Third: the political element. In addition to this question of national pride, there is a lack of political will to cancel. The Liberal Democratic Party (LDP), in power since 1955 — with a brief absence in the early 1990s and late 2000s — guided Japan's dramatic recovery from the defeat of 1945. In the 1960s-1980s, it brought together currents from the center-left to the right, shaking the power of the opposing Socialist Party. Eventually, the LDP's opposition crumbled and the internal divisions gradually dissolved. Now, the party is back in power, even more rigid and cut off from the population than before, as the Japanese population has seen increasingly lower numbers of voter turnout.

Japan's Prime Minister Yoshihide Suga speaks during a news conference on Japan's response to the coronavirus disease — Photo: POOL/ZUMA Wire

Ultimately, canceling the Games would have required a political will that Prime Minister Suga does not have. Not to mention, his G7 partners have hardly encouraged him to do so: Many of them are in fact allowing almost full stadiums and have relaxed sanitation measures despite new increases in cases of COVID-19. All of them have encouraged Suga to maintain the Games, even if it means having to bear the brunt of a wave of coronavirus, which would complicate Japan's record of "only" 821,000 cases and 15,000 deaths since the beginning of the pandemic.

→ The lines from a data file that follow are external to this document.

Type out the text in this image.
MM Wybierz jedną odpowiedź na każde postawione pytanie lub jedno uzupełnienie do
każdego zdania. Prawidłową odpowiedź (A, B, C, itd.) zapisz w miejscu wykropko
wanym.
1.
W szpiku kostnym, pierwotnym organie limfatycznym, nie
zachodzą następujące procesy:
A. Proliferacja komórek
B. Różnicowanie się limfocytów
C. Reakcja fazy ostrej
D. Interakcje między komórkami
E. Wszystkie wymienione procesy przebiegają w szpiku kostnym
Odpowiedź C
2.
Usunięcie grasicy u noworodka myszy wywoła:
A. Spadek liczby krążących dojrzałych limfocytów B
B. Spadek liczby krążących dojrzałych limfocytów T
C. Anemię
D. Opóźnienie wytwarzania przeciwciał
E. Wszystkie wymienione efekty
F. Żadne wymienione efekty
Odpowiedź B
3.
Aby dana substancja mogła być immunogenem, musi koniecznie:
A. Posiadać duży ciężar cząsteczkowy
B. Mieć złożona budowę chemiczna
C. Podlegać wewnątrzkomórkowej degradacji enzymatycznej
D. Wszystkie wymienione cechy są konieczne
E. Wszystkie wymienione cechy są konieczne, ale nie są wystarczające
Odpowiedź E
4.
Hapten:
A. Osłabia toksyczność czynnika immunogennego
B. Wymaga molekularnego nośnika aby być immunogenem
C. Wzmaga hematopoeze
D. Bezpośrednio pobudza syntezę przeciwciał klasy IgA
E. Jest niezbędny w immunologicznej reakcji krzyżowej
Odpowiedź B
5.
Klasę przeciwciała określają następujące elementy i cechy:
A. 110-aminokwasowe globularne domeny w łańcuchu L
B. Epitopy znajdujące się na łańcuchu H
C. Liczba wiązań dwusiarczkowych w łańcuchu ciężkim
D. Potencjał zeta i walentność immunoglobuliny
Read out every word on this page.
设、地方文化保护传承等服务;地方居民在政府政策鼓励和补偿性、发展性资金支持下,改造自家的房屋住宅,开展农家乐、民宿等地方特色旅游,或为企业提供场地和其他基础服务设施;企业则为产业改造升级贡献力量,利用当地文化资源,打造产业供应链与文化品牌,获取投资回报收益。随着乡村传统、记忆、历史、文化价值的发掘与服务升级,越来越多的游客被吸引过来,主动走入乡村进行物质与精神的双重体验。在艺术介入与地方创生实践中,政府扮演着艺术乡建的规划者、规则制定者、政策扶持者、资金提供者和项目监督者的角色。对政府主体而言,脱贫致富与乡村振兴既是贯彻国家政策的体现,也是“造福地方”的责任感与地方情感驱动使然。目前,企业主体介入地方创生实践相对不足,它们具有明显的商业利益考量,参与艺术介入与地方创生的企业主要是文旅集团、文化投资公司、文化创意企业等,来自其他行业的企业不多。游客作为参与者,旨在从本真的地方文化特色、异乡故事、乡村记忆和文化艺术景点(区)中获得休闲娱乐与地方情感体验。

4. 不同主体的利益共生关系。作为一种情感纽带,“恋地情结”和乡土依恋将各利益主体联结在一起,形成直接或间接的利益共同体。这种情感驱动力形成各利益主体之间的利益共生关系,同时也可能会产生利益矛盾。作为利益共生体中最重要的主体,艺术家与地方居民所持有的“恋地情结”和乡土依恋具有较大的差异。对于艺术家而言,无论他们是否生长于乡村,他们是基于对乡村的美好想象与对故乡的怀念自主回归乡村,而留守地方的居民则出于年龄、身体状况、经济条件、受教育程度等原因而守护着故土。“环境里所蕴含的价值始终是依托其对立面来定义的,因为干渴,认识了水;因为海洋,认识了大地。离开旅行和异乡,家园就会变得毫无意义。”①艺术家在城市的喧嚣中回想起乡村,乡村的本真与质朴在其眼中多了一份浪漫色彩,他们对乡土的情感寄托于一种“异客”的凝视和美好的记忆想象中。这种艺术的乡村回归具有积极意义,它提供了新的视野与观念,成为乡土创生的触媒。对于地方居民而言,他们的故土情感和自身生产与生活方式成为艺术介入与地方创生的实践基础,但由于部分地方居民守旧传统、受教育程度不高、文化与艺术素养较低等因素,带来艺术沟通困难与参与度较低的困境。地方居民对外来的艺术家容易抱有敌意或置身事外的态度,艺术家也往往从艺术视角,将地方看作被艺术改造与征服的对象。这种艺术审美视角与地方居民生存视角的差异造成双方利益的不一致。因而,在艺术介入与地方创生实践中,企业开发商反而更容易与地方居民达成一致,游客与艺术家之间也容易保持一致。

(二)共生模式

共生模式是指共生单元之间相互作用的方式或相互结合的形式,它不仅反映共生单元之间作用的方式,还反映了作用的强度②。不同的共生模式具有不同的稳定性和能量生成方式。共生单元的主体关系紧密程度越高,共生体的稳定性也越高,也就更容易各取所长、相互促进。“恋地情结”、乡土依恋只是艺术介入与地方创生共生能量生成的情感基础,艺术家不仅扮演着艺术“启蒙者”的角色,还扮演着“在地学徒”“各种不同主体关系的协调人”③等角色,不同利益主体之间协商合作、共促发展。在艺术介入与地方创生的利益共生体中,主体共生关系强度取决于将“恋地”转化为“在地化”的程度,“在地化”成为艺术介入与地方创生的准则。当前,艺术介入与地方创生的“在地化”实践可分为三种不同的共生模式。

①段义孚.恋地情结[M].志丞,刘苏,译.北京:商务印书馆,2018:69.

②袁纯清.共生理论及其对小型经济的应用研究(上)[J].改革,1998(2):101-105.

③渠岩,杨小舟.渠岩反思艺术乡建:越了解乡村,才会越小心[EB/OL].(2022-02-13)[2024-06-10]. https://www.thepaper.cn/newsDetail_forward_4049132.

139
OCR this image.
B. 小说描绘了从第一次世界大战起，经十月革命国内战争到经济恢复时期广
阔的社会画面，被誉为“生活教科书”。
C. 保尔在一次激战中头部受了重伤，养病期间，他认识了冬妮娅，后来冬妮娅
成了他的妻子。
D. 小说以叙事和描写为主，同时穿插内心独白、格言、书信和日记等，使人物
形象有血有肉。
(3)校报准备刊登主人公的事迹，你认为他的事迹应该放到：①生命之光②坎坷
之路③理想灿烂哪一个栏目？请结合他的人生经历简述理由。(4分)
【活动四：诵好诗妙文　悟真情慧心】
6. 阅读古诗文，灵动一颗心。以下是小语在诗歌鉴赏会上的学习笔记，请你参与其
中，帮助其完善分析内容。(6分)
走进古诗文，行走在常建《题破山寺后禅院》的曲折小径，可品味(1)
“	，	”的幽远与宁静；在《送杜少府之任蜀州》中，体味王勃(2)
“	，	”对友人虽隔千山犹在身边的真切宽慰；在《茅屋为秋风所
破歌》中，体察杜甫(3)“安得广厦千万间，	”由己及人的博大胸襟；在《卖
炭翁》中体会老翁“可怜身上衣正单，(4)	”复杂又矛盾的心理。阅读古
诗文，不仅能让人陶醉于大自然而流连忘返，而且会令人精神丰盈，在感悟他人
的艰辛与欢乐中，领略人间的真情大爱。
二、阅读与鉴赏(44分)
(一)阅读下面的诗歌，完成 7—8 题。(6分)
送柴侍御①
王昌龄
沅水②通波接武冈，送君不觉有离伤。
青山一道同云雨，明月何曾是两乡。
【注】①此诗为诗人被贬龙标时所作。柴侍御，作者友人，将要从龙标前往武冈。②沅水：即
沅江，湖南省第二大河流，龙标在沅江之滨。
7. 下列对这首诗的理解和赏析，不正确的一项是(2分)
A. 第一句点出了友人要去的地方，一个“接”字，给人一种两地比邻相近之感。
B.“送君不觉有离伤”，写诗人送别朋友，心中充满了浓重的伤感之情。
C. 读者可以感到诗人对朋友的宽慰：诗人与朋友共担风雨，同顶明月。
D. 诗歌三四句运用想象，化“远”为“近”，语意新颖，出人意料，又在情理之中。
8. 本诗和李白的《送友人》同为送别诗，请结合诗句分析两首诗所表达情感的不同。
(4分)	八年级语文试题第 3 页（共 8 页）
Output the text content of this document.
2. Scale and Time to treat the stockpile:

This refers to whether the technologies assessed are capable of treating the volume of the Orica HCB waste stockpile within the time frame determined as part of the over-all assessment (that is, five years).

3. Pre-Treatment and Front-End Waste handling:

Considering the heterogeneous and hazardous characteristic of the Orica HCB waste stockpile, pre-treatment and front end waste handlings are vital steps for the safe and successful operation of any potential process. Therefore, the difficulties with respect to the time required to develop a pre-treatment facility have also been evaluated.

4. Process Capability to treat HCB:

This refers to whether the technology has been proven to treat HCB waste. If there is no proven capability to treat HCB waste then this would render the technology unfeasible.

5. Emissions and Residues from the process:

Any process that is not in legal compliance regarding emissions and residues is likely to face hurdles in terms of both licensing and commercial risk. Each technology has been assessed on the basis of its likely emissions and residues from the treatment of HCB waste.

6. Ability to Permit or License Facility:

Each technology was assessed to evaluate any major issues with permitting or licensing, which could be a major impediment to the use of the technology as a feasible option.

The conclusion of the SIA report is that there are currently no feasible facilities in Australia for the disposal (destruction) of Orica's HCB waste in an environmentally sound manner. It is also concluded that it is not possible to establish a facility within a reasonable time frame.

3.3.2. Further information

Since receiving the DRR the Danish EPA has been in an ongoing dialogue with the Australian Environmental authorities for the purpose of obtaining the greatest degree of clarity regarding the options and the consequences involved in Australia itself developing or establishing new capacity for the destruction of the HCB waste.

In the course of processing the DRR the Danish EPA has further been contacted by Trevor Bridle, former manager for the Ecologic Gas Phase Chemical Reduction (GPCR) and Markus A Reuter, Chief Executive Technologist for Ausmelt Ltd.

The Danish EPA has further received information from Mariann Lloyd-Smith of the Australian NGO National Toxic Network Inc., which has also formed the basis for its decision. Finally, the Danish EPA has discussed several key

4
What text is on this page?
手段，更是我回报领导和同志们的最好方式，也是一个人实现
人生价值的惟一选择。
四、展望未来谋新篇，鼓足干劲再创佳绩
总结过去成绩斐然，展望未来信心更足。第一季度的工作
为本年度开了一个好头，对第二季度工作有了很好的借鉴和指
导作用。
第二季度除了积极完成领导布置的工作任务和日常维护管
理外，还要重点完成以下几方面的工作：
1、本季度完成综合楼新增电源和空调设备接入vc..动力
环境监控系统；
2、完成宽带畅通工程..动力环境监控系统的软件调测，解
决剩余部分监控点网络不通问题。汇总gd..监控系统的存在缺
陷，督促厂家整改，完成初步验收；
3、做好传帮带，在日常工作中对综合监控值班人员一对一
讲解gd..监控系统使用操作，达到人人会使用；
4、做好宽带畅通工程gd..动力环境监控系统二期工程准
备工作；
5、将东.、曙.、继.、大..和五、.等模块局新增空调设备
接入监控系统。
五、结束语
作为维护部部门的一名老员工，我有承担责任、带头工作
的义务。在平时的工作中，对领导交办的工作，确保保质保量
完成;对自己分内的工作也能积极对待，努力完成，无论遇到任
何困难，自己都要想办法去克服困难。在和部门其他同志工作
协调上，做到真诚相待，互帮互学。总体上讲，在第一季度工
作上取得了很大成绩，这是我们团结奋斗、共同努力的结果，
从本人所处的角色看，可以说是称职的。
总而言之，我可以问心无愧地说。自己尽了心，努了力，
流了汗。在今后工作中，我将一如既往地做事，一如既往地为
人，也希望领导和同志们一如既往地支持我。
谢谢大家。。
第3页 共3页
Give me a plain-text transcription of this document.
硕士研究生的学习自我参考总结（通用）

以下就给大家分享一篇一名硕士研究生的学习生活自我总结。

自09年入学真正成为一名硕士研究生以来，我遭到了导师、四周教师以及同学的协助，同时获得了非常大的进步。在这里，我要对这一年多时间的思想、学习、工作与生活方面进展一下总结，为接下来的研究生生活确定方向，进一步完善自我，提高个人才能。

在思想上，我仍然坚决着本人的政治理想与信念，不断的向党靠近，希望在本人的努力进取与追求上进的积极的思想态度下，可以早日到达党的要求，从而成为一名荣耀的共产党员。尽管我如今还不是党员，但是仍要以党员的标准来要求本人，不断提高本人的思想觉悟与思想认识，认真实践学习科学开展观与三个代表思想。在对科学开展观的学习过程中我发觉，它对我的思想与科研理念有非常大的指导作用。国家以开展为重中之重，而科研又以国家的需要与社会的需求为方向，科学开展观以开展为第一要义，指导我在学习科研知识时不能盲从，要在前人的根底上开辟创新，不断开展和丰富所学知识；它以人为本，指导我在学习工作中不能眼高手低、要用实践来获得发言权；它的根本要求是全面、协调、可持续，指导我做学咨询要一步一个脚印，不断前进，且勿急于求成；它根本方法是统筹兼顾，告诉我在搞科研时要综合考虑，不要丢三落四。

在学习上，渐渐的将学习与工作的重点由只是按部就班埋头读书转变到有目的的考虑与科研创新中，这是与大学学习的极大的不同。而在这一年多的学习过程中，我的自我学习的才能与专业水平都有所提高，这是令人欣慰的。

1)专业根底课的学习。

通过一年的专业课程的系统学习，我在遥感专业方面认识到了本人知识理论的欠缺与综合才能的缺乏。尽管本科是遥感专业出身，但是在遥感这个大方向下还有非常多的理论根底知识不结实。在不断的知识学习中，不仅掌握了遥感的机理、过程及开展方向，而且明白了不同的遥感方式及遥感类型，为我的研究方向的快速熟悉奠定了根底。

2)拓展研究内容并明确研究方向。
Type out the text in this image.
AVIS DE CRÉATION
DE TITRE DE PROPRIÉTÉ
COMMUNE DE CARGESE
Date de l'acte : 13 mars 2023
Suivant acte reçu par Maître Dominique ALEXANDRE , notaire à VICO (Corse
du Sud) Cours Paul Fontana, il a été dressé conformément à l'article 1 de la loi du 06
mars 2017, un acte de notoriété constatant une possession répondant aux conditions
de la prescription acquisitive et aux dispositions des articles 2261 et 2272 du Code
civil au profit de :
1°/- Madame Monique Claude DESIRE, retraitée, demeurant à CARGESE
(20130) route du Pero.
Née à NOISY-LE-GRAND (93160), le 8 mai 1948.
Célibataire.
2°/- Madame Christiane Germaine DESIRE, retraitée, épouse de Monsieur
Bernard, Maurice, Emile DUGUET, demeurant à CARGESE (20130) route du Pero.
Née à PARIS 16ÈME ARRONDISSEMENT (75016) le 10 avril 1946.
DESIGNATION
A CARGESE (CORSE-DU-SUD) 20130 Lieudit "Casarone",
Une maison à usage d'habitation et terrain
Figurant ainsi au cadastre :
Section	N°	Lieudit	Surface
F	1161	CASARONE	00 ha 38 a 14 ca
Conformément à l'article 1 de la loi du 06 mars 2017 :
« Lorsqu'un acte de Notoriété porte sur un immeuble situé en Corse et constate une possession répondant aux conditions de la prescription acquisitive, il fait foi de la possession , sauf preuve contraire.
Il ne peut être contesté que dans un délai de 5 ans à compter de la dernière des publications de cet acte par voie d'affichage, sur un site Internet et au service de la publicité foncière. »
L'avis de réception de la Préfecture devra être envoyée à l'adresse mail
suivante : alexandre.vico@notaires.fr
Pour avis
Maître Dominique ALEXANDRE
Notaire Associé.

The Tokyo Olympics will be rich in lessons on the constraints that weigh on a host country. The Japanese government is bound by its contractual commitments with the IOC, sponsors and television stations, and must in fact give up some of its sovereignty — including the power to decide what is desirable for its population from a health point of view. This is the impasse in which Mr. Suga has placed himself in, reduced to betting that everything goes forward without too much damage.